Connectivity – Everyone has ready access to data across networks, including modern techniques like restful interfaces.

Computing power – Today, one can apply techniques, such as Monte Carlo simulation, on a laptop computer that not all that long ago required the use of mainframes.

Availability of analytic tools – There is a range of laptop analytic tools available, including the very rich open-source analytics scripting language ‘R,’ inexpensive Monte Carlo tools, and Bayesian network tools.

The main reason for the trend is that analytics provides business owners and managers the insights they need to steer towards competitive advantage (e.g., Competing on Analytics by Thomas Davenport and Jeanne Harris). Analyzing the data has provided the means for businesses to be more agile in responding to their customers and to changing business situations.

Software has lagged in this trend. There are several barriers to adopting business intelligence in software development:

There is no simple set of measures.

Many organizations do not have or do not even know the data they need to support a useful measurement program.

Analytic skills are not commonly found in in software development organizations.

Nevertheless, the same business pressures to adopt business intelligence and compete on analytics apply to software. It is now time for software organizations to adopt business intelligence techniques to get to the next level of agility.

‘Development intelligence’ is application of business intelligence to software and systems development.

In the following, a set of high-level principles are presented that should be considered when creating an analytics program. Then, there is a discussion of how to design an analytics solution for an organization, followed by a discussion of the different dimensions that must be considered when designing and building the solution.

The principles of software analytics

Agility requires control

In the early days of the Agile method of software development, some believed incorrectly that Agile was the rejection of disciplined software development. A better perspective is that Agile was a rejection of techniques, such as the waterfall lifecycle, that are ill-suited to the dynamics of software.

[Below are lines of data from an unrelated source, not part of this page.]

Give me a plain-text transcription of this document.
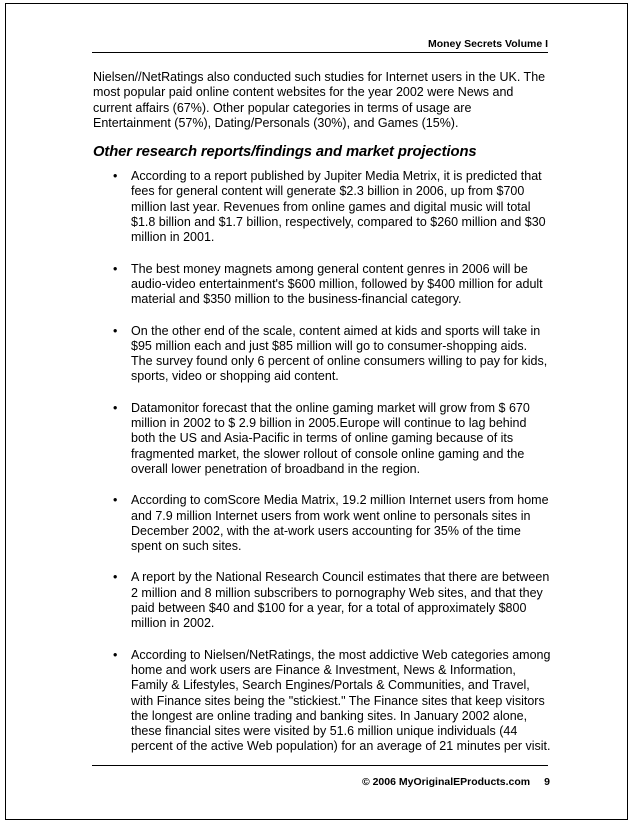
Money Secrets Volume I

Nielsen//NetRatings also conducted such studies for Internet users in the UK. The most popular paid online content websites for the year 2002 were News and current affairs (67%). Other popular categories in terms of usage are Entertainment (57%), Dating/Personals (30%), and Games (15%).

Other research reports/findings and market projections
• According to a report published by Jupiter Media Metrix, it is predicted that fees for general content will generate $2.3 billion in 2006, up from $700 million last year. Revenues from online games and digital music will total $1.8 billion and $1.7 billion, respectively, compared to $260 million and $30 million in 2001.
• The best money magnets among general content genres in 2006 will be audio-video entertainment's $600 million, followed by $400 million for adult material and $350 million to the business-financial category.
• On the other end of the scale, content aimed at kids and sports will take in $95 million each and just $85 million will go to consumer-shopping aids. The survey found only 6 percent of online consumers willing to pay for kids, sports, video or shopping aid content.
• Datamonitor forecast that the online gaming market will grow from $ 670 million in 2002 to $ 2.9 billion in 2005.Europe will continue to lag behind both the US and Asia-Pacific in terms of online gaming because of its fragmented market, the slower rollout of console online gaming and the overall lower penetration of broadband in the region.
• According to comScore Media Matrix, 19.2 million Internet users from home and 7.9 million Internet users from work went online to personals sites in December 2002, with the at-work users accounting for 35% of the time spent on such sites.
• A report by the National Research Council estimates that there are between 2 million and 8 million subscribers to pornography Web sites, and that they paid between $40 and $100 for a year, for a total of approximately $800 million in 2002.
• According to Nielsen/NetRatings, the most addictive Web categories among home and work users are Finance & Investment, News & Information, Family & Lifestyles, Search Engines/Portals & Communities, and Travel, with Finance sites being the "stickiest." The Finance sites that keep visitors the longest are online trading and banking sites. In January 2002 alone, these financial sites were visited by 51.6 million unique individuals (44 percent of the active Web population) for an average of 21 minutes per visit.
© 2006 MyOriginalEProducts.com 9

In the early days, before Agile, project managers were told to ‘plan their work and work their plan.’ Thus, measurement systems, such as Earned Value Management (EVM), were designed to measure the extent of adherence to the plan.

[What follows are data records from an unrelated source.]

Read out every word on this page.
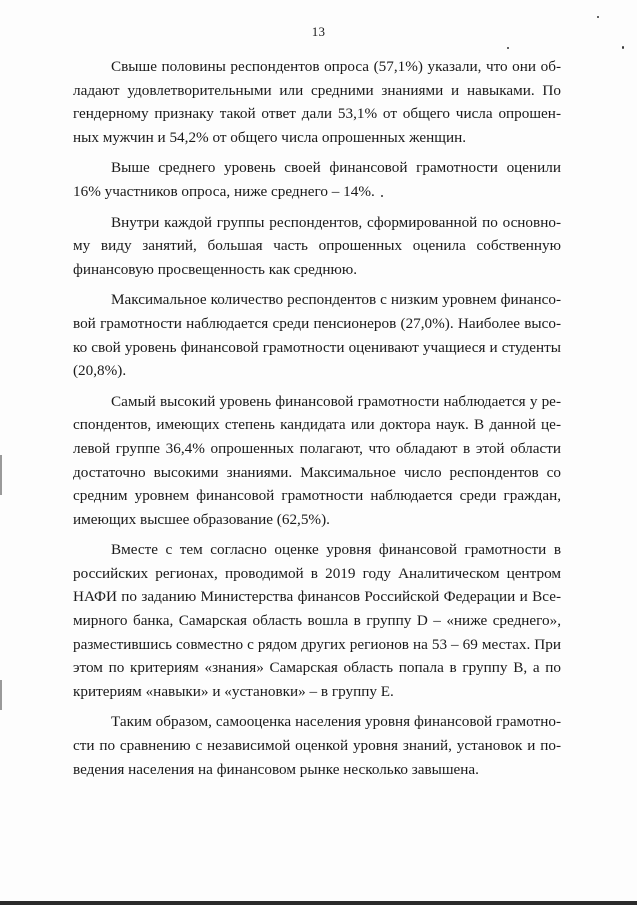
13

Свыше половины респондентов опроса (57,1%) указали, что они обладают удовлетворительными или средними знаниями и навыками. По гендерному признаку такой ответ дали 53,1% от общего числа опрошенных мужчин и 54,2% от общего числа опрошенных женщин.

Выше среднего уровень своей финансовой грамотности оценили 16% участников опроса, ниже среднего – 14%.

Внутри каждой группы респондентов, сформированной по основному виду занятий, большая часть опрошенных оценила собственную финансовую просвещенность как среднюю.

Максимальное количество респондентов с низким уровнем финансовой грамотности наблюдается среди пенсионеров (27,0%). Наиболее высоко свой уровень финансовой грамотности оценивают учащиеся и студенты (20,8%).

Самый высокий уровень финансовой грамотности наблюдается у респондентов, имеющих степень кандидата или доктора наук. В данной целевой группе 36,4% опрошенных полагают, что обладают в этой области достаточно высокими знаниями. Максимальное число респондентов со средним уровнем финансовой грамотности наблюдается среди граждан, имеющих высшее образование (62,5%).

Вместе с тем согласно оценке уровня финансовой грамотности в российских регионах, проводимой в 2019 году Аналитическом центром НАФИ по заданию Министерства финансов Российской Федерации и Всемирного банка, Самарская область вошла в группу D – «ниже среднего», разместившись совместно с рядом других регионов на 53 – 69 местах. При этом по критериям «знания» Самарская область попала в группу B, а по критериям «навыки» и «установки» – в группу E.

Таким образом, самооценка населения уровня финансовой грамотности по сравнению с независимой оценкой уровня знаний, установок и поведения населения на финансовом рынке несколько завышена.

Consider that agility is the ability to respond rapidly to the environment. A jet fighter is very agile, but it does not plan its route. Rather, it responds very rapidly to sudden changes in its environment, such as threats or its mission. It accomplishes this agility with very tight control loops, constantly measuring and reacting to its environment and its operation.

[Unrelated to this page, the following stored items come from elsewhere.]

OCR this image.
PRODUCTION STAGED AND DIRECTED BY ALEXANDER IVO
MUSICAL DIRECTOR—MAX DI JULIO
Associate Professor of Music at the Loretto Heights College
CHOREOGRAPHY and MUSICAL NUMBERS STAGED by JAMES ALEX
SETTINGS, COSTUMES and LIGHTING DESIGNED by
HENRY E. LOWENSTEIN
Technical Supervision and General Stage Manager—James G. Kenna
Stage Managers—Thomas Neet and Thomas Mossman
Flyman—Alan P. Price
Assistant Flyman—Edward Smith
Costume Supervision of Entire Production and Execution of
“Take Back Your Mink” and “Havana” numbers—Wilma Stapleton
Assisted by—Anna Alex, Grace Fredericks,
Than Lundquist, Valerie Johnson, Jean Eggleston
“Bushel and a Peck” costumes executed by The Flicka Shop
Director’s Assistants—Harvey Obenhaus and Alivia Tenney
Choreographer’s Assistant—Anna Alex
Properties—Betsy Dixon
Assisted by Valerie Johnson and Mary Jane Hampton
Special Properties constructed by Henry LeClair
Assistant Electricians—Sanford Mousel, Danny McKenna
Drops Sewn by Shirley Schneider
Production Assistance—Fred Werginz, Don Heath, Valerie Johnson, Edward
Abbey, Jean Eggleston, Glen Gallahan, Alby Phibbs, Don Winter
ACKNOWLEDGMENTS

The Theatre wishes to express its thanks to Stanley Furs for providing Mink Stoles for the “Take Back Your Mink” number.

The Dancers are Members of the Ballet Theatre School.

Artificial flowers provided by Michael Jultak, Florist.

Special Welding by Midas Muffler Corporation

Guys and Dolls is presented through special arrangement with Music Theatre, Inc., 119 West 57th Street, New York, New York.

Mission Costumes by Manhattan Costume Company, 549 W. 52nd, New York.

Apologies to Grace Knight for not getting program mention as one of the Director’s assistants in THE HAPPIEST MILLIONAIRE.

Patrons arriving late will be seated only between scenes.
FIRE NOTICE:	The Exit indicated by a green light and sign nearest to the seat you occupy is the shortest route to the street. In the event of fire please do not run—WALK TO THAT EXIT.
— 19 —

Agile software teams also must constantly respond to changes, such as:

New or clarified requirements,

Missed dependencies,

Failed tests,

Work taking longer than expected

This applies to software teams as well as to any level of the organization that relies on software development. Development organizations must respond to changing operational challenges, such as unpredictable team performance, disruptive technologies, labor arbitrage, and uncontrolled operations. In turn, the enterprise must respond to all of the above, along with evolving IT needs and/or market sentiment.

Control requires measures

It is not a new thought that measures are part of control loops. All responsive processes require some sort of control loop (Figure 1). Measures are central to the check step. These control loops are essential to any process that involves meeting goals.

If a team does not have a clear, ongoing view of its goals, its progress, and the likelihood of attaining its goals, it has no basis for reacting. Modern software analytics do not measure adherence to a plan; instead, thry provide the information that is needed to manage the control loops effectively and steer the team to success.

Figure 1. A control loop

Measures have cost

While control requires measures, they do not come without cost. First, significant manual effort may be required to collect the measures themselves, or some investment in automated data collection may be necessary. Even worse, collecting and driving the organization to the wrong analytics can lead to negative consequences. Such consequences can only be avoided by adopting analytics as part of a control loop that there is every intention of managing.

In brief,

“You can’t control what you don’t measure, and you shouldn’t measure what you don’t intend to manage.”

The right set of measures, chosen as part of the right control loop, promotes trust between the leadership and the staff. The wrong measures breed mistrust, waste time and resources, and drive undesired behavior. For example, some firms might measure the number of bugs removed. That measure might be part of the wrong control loop. That measure, along with productivity measures, could inadvertently reinforce sloppy coding. Improving quality takes a more subtle choice of measures.

Simple, but not too simple

Albert Einstein is often quoted as saying, “Everything should be made as simple as possible, but no simpler.” I call this the Einstein test. How this applies to measures is that the solution must be both consumable and correct. For measures to be consumable, they shouldn’t require a Ph.D. in statistics to understand. However, the sort of data generated by development organizations is far from simple, and simple measures, such as counts and averages, may be too simple to give the insight needed to take the right action. The right solution for your organization should be both simple and actionable.

Designing the measurement solution

For an organization to measure in a purposeful way, it must:

Specify the goals for itself and its projects
Trace the goals to the data that are required to track and confirm the attainment of the goals
Provide a framework for interpreting the data with respect to the stated goals in order to take action.

The goal, question, metric (GQM) method is a design method for analytic solutions, much like noun-verb analysis in software design. It is a method to derive the metric’s solution from the organization’s goals.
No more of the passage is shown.